Abi, işte hikâye bu, deyiverdim birden. Eve erken giden yazar. Hiçbir şey demedi. Yazamayacak kadar hasta olduğunu biliyordu. Kalkıp paralel sokaklardaki evlerimize doğru yöneldik. Köşede tam ayrılacakken dönüp baktım. O da dönmüş bana bakıyordu. Abi, hikâyeci olan sensin, sen yaz, dedim. Eyvallah, der gibi elini kaldırıp selam verdi. Fazla sürmedi, hastalandı, sonrası malum.

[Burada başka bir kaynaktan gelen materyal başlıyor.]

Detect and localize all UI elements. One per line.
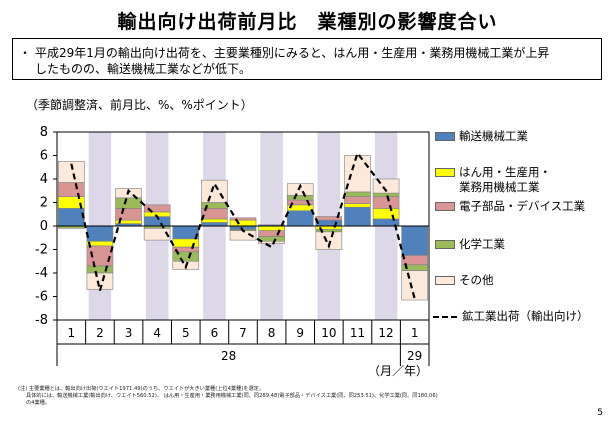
bar-segment [286,210,314,227]
bar-segment [143,228,171,241]
units-label: （季節調整済、前月比、%、%ポイント） [26,98,253,112]
bar-segment [201,222,228,227]
footnote-line-1: (注) 主要業種とは、輸出向け出荷(ウエイト1971.49)のうち、ウエイトが大… [18,386,265,392]
legend-swatch [435,240,455,249]
page-number: 5 [597,408,603,418]
bar-segment [172,238,200,248]
legend-swatch [435,276,455,285]
bar-segment [344,155,371,193]
bar-segment [286,195,314,201]
summary-line-2: したものの、輸送機械工業などが低下。 [35,62,252,76]
y-tick-label: 4 [40,172,48,187]
legend-swatch [435,132,455,141]
bar-segment [315,219,343,227]
footnote-line-3: の4業種。 [26,400,51,406]
legend-label: 電子部品・デバイス工業 [459,199,586,213]
bar-segment [372,192,400,197]
bar-segment [401,225,428,256]
year-label: 28 [221,349,236,363]
legend-label: 化学工業 [459,237,505,251]
x-tick-label: 6 [211,326,219,340]
legend-label: 輸送機械工業 [459,129,528,143]
bar-segment [201,179,228,203]
x-tick-label: 9 [296,326,304,340]
y-tick-label: -4 [35,266,48,281]
bar-segment [115,197,142,209]
bar-segment [143,204,171,213]
x-tick-label: 4 [153,326,161,340]
footnote-line-2: 具体的には、輸送機械工業(輸出向け、ウエイト560.52)、 はん用・生産用・業… [26,393,438,399]
x-tick-label: 11 [350,326,365,340]
y-tick-label: 8 [40,125,48,140]
bar-segment [344,203,371,208]
year-label: 29 [407,349,422,363]
x-tick-label: 5 [182,326,190,340]
y-tick-label: 2 [40,196,48,211]
y-tick-label: -6 [35,290,48,305]
bar-segment [372,208,400,220]
summary-line-1: 平成29年1月の輸出向け出荷を、主要業種別にみると、はん用・生産用・業務用機械工… [35,46,550,60]
legend-label: 業務用機械工業 [459,180,540,194]
bar-segment [372,196,400,209]
legend-label: その他 [459,273,494,287]
summary-box: ・ 平成29年1月の輸出向け出荷を、主要業種別にみると、はん用・生産用・業務用機… [12,38,602,80]
bar-segment [201,218,228,223]
y-tick-label: -2 [35,243,48,258]
bar-segment [258,225,285,231]
bar-segment [115,208,142,221]
bar-segment [315,229,343,233]
legend-swatch [435,202,455,211]
x-tick-label: 1 [411,326,419,340]
x-tick-label: 3 [125,326,133,340]
x-tick-label: 8 [268,326,276,340]
legend-label: はん用・生産用・ [459,165,551,179]
bar-segment [86,225,114,242]
period-label: （月／年） [368,364,429,378]
bar-segment [58,182,85,197]
y-tick-label: 0 [40,219,48,234]
legend-swatch [435,168,455,177]
page-title: 輸出向け出荷前月比 業種別の影響度合い [117,11,498,33]
legend-line-key [433,316,457,318]
bar-segment [172,225,200,240]
bar-segment [58,208,85,227]
y-tick-label: 6 [40,149,48,164]
bar-segment [258,236,285,242]
bar-segment [229,217,257,221]
y-tick-label: -8 [35,313,48,328]
bar-segment [344,191,371,197]
line-series-shipment [70,150,416,300]
bar-segment [258,240,285,244]
x-tick-label: 12 [378,326,393,340]
bar-segment [86,265,114,274]
legend-label-line: 鉱工業出荷（輸出向け） [462,309,589,323]
bar-segment [315,231,343,250]
x-tick-label: 2 [96,326,104,340]
summary-bullet: ・ [19,46,32,60]
bar-segment [58,161,85,183]
x-tick-label: 10 [321,326,336,340]
x-tick-label: 1 [67,326,75,340]
bar-segment [258,230,285,237]
bar-segment [229,219,257,227]
bar-segment [344,196,371,204]
x-tick-label: 7 [239,326,247,340]
bar-segment [344,206,371,227]
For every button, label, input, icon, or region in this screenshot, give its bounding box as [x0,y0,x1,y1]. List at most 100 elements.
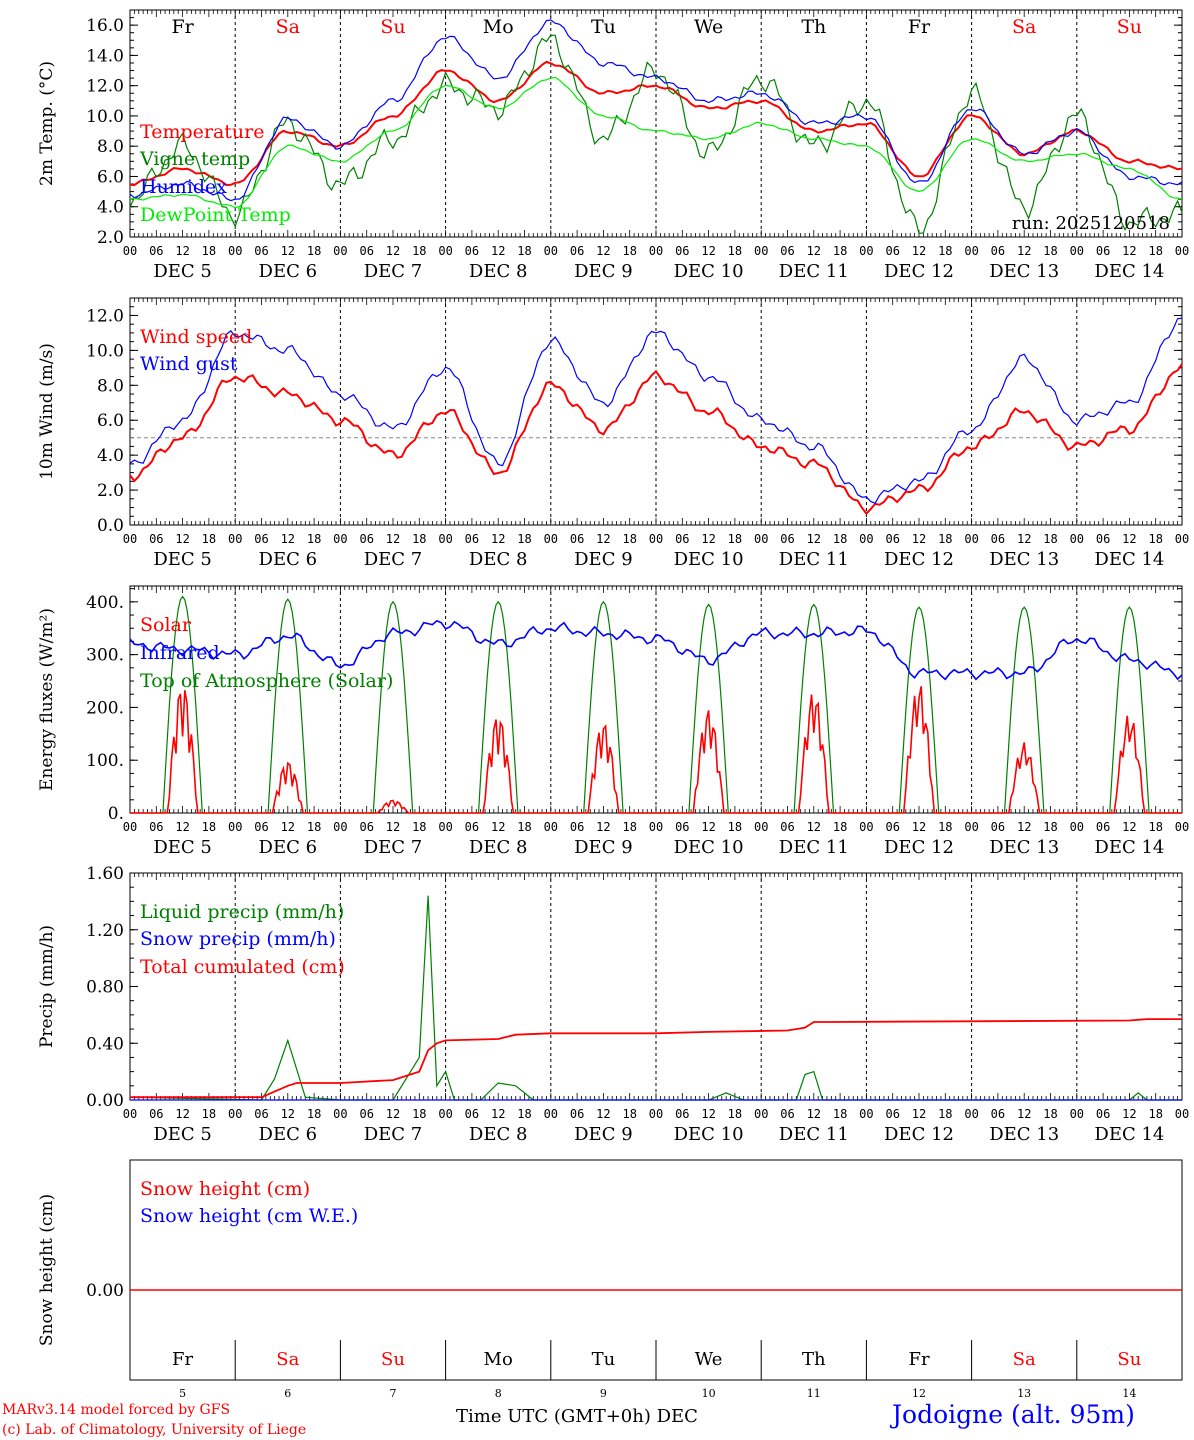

TRT’den emekliydi. Hayatının büyük bölümü Ankara’da geçmişti. AP eski milletvekili İsmet Sezgin’le bir akrabalığı var mıydı, bilmiyorum, sormadım da… Ankara’da başarısız bir evlilik yapmışlığı da vardı. Emekli olunca İzmir’e gelip mitili Karşıyaka’ya atmıştı. Atar atmaz da Karşıyaka’nın kültür-sanat yaşamında yer almış, kitaplar yazıp yayımlamış, birçok derneğin kültür etkinliğinde bulunmuştu. İleri Kitabevi’nin çağrılısı olarak birlikte bir Bodrum maceramız vardır ki, ne zaman ansam ya da anlatsam kalbim ısınır. Onunla birlikte zaman geçirmek müthiş eğlenceliydi. Zeki biriydi gerçekten, iyi gözlemciydi. Yaşamının son zamanlarında filan bir huzurevine gidip başvurmuş. Fakat herhangi bir sözleşme yapmadan dışarı çıkıp huzurevinin binasına şöyle bir bakmış ve huzurevinin balkonlarında hiç bitki göremeyince vazgeçmiş. Çiçekleri sevmeyen bizi de sevmez dediydi, hatırlarım. Bana bunu anlattı, ben de gidip Tarık Dursun K.’ya aktardım. “Bak, işte bu adam hikâyeci!” dedi, Dinçer Sezgin için, “müthiş bir ayrıntı yakalamış.”

Bir rastlantı: Dinçer Sezgin’in elde ya da daktilo ederek yazdığı hikâye ve oyun dosyaları elime geçti. Oturduğum evin yanı başında bulunan sahafta… Demek ki ölümünden sonra… Dosyalardan Karşıyaka Belediyesi’nde sanat danışmanlığı yapan birine söz ettim, duyarlık gösterip sahaftan satın alırlar diye düşünerek. Almadılar. Sonra ne oldu, bilmiyorum.
Abilerin abisi, Dinço Sezgin, durum aynen bu. Bilesin!